Nijinsky y Romola en 1916 |
Ésta es la versión de Romola, no imparcial precisamente, pero la valoración del impacto emocional y de la excelsa condición estética de la parte danzada de la sesión es unánime en todos los relatos de los espectadores. También coincide con el carácter de extrema capacidad de irradiación sentimental que siempre había tipificado a Nijinsky. Es el 19 de enero de 1919. Nijinsky, que morirá a los 62 años, y entonces tiene 31, ha bailado por última vez.
Romola pregunta por el «mejor» psiquiatra y le recomiendan a Ernst Bleuler, que trabaja en Zurich. Primero lo visita ella. Una entrevista de dos horas (¡pobre Bleuler!) en que aturdiría al médico con su verborrea desfiguradora de la realidad; el profesor la tranquiliza. Al día siguiente, tras una entrevista de sólo diez minutos con Nijinsky, Bleuler tiene que decir a Romola: «Hija mía, debe usted ser valiente. Hay que separar inmediatamente a la niña (Kyra, la hija adorada, y entonces única de Nijinsky), y le conviene tramitar el divorcio. Por desgracia, no puedo hacer nada. Su marido es un alienado incurable. Lamento ser tan brutal, pero tengo que salvarla a usted y a la niña. Dos vidas. Por él no podemos hacer nada.» Romola, aturdida por el golpe, va en busca de Vaslav. Éste, que aguarda en la sala de espera, la recibe con una melancólica sonrisa. «Fremmka (como familiarmente llamaba a su esposa), me traes la sentencia de muerte, ¿no es cierto?».
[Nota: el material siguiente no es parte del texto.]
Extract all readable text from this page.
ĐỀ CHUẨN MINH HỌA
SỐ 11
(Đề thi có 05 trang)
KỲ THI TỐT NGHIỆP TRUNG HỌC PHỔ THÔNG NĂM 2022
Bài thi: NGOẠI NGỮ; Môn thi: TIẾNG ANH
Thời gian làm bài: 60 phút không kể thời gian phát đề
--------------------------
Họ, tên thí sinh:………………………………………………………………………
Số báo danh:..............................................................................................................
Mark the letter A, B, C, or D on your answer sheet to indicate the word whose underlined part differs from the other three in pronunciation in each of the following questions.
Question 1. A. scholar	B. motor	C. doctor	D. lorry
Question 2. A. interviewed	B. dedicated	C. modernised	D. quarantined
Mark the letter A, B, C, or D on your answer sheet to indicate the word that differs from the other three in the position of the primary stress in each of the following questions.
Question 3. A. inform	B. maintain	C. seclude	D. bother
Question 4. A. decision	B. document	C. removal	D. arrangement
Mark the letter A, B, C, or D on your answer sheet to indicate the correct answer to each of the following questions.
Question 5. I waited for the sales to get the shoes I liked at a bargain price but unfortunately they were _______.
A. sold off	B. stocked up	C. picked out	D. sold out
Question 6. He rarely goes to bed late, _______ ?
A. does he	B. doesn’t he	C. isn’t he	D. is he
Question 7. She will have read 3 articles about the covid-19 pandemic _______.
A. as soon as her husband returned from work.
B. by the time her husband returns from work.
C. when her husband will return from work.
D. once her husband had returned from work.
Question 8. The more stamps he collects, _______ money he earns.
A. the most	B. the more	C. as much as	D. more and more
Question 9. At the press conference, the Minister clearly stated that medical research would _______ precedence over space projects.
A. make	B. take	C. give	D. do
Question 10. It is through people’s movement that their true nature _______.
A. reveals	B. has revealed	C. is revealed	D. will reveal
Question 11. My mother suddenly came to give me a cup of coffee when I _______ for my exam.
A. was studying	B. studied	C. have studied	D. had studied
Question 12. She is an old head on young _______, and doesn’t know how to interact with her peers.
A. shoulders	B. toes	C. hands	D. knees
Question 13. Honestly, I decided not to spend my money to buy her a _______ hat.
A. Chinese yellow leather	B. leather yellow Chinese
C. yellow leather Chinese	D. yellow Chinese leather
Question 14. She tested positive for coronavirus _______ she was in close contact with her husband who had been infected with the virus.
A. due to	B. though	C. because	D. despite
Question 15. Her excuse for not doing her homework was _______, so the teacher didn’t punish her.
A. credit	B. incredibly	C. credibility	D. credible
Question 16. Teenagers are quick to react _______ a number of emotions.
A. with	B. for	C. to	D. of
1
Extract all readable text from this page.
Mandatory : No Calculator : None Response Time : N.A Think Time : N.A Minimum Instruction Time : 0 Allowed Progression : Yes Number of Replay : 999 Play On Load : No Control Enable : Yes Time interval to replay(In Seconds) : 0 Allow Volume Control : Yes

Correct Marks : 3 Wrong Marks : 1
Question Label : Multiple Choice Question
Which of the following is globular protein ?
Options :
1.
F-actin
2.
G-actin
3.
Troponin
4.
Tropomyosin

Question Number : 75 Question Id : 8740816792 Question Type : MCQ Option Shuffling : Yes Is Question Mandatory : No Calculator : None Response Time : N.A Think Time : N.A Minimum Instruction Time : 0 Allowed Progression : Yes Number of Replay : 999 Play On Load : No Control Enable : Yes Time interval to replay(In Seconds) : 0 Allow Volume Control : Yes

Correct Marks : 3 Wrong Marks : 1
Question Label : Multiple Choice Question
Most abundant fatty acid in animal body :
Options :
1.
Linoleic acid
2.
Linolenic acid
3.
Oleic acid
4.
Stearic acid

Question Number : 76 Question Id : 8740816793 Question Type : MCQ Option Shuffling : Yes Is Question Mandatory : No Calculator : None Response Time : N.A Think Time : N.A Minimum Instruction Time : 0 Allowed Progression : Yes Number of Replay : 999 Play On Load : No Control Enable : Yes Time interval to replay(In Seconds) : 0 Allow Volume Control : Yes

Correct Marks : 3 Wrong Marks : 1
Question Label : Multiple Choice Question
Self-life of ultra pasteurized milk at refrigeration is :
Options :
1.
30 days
Romola decidió no divorciarse ni llevar a Nijinsky al hospital, contra el consejo de su madre, pero ésta actúa independientemente, y mientras lleva de paseo a Romola, «... Nijinsky estaba en la cama esperando el desayuno. Llegó la ambulancia de la policía, mientras los bomberos rodeaban el hotel Baur en Ville para impedir que Vaslav saltase por la ventana... Los siguió dócilmente al hospital, donde quedó en la sala común con otros treinta pacientes. De la impresión tuvo el primer ataque catatónico"
Nijinsky y Romola pocos años antes de la muerte del bailarin. |
El relato de este último canto del cisne de Nijinsky aparece en la obra "Locos egregios" del Doctor Juan Antonio Vallejo-Nágera y se encuentra fielmente inspirado en el relato que de aquellos momentos hizo Romola Nijinsky, la esposa del bailarín. Añadir que Romola, que en principio se casó deslumbrada por el genio y el tren de vida que podía llevar a su lado, no se divorció de su marido una vez este cayó enfermo de esquizofrenia, una enfermedad que entonces no tenía cura, muy al contrario, permaneció cuidándole durante toda su larga muerte en vida, mas de treinta años en los que escaseaba el dinero para proporcionar los cuidados adecuados al bailarín y en los que este apenas hablaba, sufría frecuentes alucinaciones o se negaba a comer; ni tan siguiera ver un ballet lo sacaba de su ensimismamiento. Hubo momentos en los que Romola hubo de aceptar la ayuda económica de los bailarines que siguieron la senda abierta por su idolatrado Nijinsky, tanto en el estrellato del mundo de la danza y los Ballets Rusos como en el corazón de Diaghilev, los sensacionales Dolin, Liffar o Balanchine, que si bien eran soberbios en su arte, jamás pudieron alcanzar las cotas alcanzadas por el Mujik loco, el gran Nijinsky.